Orban seçimlerin ardından yaptığı ve sık sık tezahüratlarla kesilen zafer konuşmasında, ülkesinin üyesi olduğu Avrupa Birliği’ne (AB) göndermelerde bulundu. Orban “Öyle büyük bir zafer kazandık ki, bu zafer Ay’dan bile göründü, ama en azından Brüksel’den bu muazzam zaferin çok net görüldüğüne eminim” dedi.
ORBAN MACARİSTANININ TÜRKİYE BENZERLİKLERİ
Viktor Orban Macaristanı ile Türkiye arasında ilginç benzerlikler var. Orban, üçte iki çoğunluğa ulaştığında anayasayı kendi belirlediği yapıya göre şekillendirdi.
Parlamentoyu pek çok alanda işlevsizleştiren Orban, Anayasa Mahkemesi, Sayıştay, Danıştay, Hakimler Yüksek Kurulu ve Başsavcılık gibi kurumların başlarına kendine yakın isimleri getirdi.
Ülkede başta televizyonlar olmak üzere yayın kuruluşlarını sıkı bir disiplin altına aldı. Muhalif basını, hapis ve kapatma cezası vermeden; vergi cezaları ve devlet ilanlarını keserek susturmayı başardı.
En yakın çalışma arkadaşını cumhurbaşkanlığına getirdi. 10 Mart’ta yenilenen Cumhurbaşkanı Katalin Novak, Orban’ın aileden sorumlu devlet bakanı idi. Novak’ın seçimlerdeki rakibiyse Oxford Üniversiteti ekonomi profesörü Peter Rona idi.

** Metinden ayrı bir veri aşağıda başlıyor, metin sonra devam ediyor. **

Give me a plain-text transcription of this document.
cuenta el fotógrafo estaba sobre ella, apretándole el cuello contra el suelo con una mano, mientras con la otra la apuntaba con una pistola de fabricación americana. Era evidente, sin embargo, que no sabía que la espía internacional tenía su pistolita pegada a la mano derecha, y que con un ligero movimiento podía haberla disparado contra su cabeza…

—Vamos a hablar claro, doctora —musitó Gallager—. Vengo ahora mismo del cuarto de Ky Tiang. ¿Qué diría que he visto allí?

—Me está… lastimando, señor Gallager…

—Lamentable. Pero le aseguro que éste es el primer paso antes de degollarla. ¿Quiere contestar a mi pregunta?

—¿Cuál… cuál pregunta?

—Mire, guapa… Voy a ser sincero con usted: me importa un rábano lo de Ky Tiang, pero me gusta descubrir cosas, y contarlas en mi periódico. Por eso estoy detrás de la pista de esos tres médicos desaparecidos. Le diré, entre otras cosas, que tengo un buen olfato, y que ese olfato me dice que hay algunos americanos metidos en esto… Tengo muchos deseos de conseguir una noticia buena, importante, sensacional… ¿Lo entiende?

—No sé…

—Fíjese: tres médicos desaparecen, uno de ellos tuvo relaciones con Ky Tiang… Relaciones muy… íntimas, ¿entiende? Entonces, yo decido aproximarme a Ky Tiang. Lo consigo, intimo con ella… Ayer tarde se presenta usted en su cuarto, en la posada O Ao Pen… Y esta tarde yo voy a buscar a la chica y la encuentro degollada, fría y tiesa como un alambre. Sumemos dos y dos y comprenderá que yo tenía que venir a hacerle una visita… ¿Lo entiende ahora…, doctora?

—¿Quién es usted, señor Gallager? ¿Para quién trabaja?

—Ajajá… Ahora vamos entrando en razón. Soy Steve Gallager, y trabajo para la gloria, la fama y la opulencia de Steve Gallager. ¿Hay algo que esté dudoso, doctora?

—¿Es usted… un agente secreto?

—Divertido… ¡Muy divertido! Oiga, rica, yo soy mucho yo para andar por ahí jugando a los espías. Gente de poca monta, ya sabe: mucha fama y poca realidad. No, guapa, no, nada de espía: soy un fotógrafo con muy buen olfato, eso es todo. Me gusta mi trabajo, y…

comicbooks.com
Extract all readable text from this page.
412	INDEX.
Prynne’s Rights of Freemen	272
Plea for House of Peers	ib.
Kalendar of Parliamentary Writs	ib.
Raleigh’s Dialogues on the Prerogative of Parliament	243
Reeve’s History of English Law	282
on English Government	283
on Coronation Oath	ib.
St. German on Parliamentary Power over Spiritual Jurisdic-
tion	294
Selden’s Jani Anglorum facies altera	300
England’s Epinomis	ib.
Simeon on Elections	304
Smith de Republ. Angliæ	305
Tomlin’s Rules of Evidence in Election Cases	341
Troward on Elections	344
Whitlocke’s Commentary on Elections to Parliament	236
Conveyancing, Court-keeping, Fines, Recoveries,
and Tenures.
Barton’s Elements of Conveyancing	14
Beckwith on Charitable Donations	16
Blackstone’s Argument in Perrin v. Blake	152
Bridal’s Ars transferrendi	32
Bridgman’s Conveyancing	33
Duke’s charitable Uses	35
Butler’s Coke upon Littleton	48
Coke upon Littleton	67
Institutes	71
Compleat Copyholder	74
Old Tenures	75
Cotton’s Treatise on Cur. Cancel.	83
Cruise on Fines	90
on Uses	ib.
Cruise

İHALELER ÇOCUKLUK ARKADAŞINA GİTTİ
Orban, ülkede istediği sistemi kurmasıyla birlikte kamu ihaleleri hep aynı isimlere gitmeye başladı. Çoğu zaman açılan ihalelere katılabilme şartını tek bir şirket taşıyabiliyordu.
Ortaya çıkarılan yolsuzluklar, daha ilk kademe mahkeme tarafından kapatılır oldu. Medya, ortaya atılan iddiaların etkisizleştirilmesinde önemli rol oynadı. Hükümetse yeni bir ekonomik model uygulandığını ve Macar milli sermayesinin oluşturulmaya çalışıldığını anlattı.
Lorinc Meszaros, Başbakan Viktor Orban’ın doğup büyüdüğü Felcsut’tan çocukluk arkadaşı. Yıllar boyu hayatını doğalgaz tesisatçısı olarak kazandı. 2010’da Orban ülkeye başbakan olduğunda Meszeros da kendi şehrinde belediye başkanı seçildi.
Meszaros, artık belediye başkanı değil. Aldığı kamu ihaleleri sayesinde bugün holdingleri, medya kuruluşları ve on binlerce çalışanı var. Forbes dergisine göre ülkelin en zengin insanı. Kişisel servetiyse 1.4 milyar dolar.
AB ise yapılanları eleştirmekten öte gitmedi. Macaristan Başbakanı Orban, AB içinde “V4 ülkeleri” olarak bilinen Polonya öncülüğündeki grubun içinde yer aldı. Brüksel’in yaptırım uygulama girişimleri, AB içinde patron rolü oynayan Almanya’nın engellemeleriyle karşılaştı.
SEÇİM ÖNCESİ MUHALEFETİN HATASI, ORBAN’IN ÇIKIŞI
Orban, AB’nin yaramaz çocuğu olarak öne çıktı. Rusya’nın Ukrayna’yı işgaline kadar iktidarla muhalefet arasındaki oy farkı yüzde 2-3’ler düzeyindeydi. Muhalefet ittifakı, Rusya’ya karşı Avrupa politikaları çerçevesinde hareket edilmesi gerektiğini dillendirdi.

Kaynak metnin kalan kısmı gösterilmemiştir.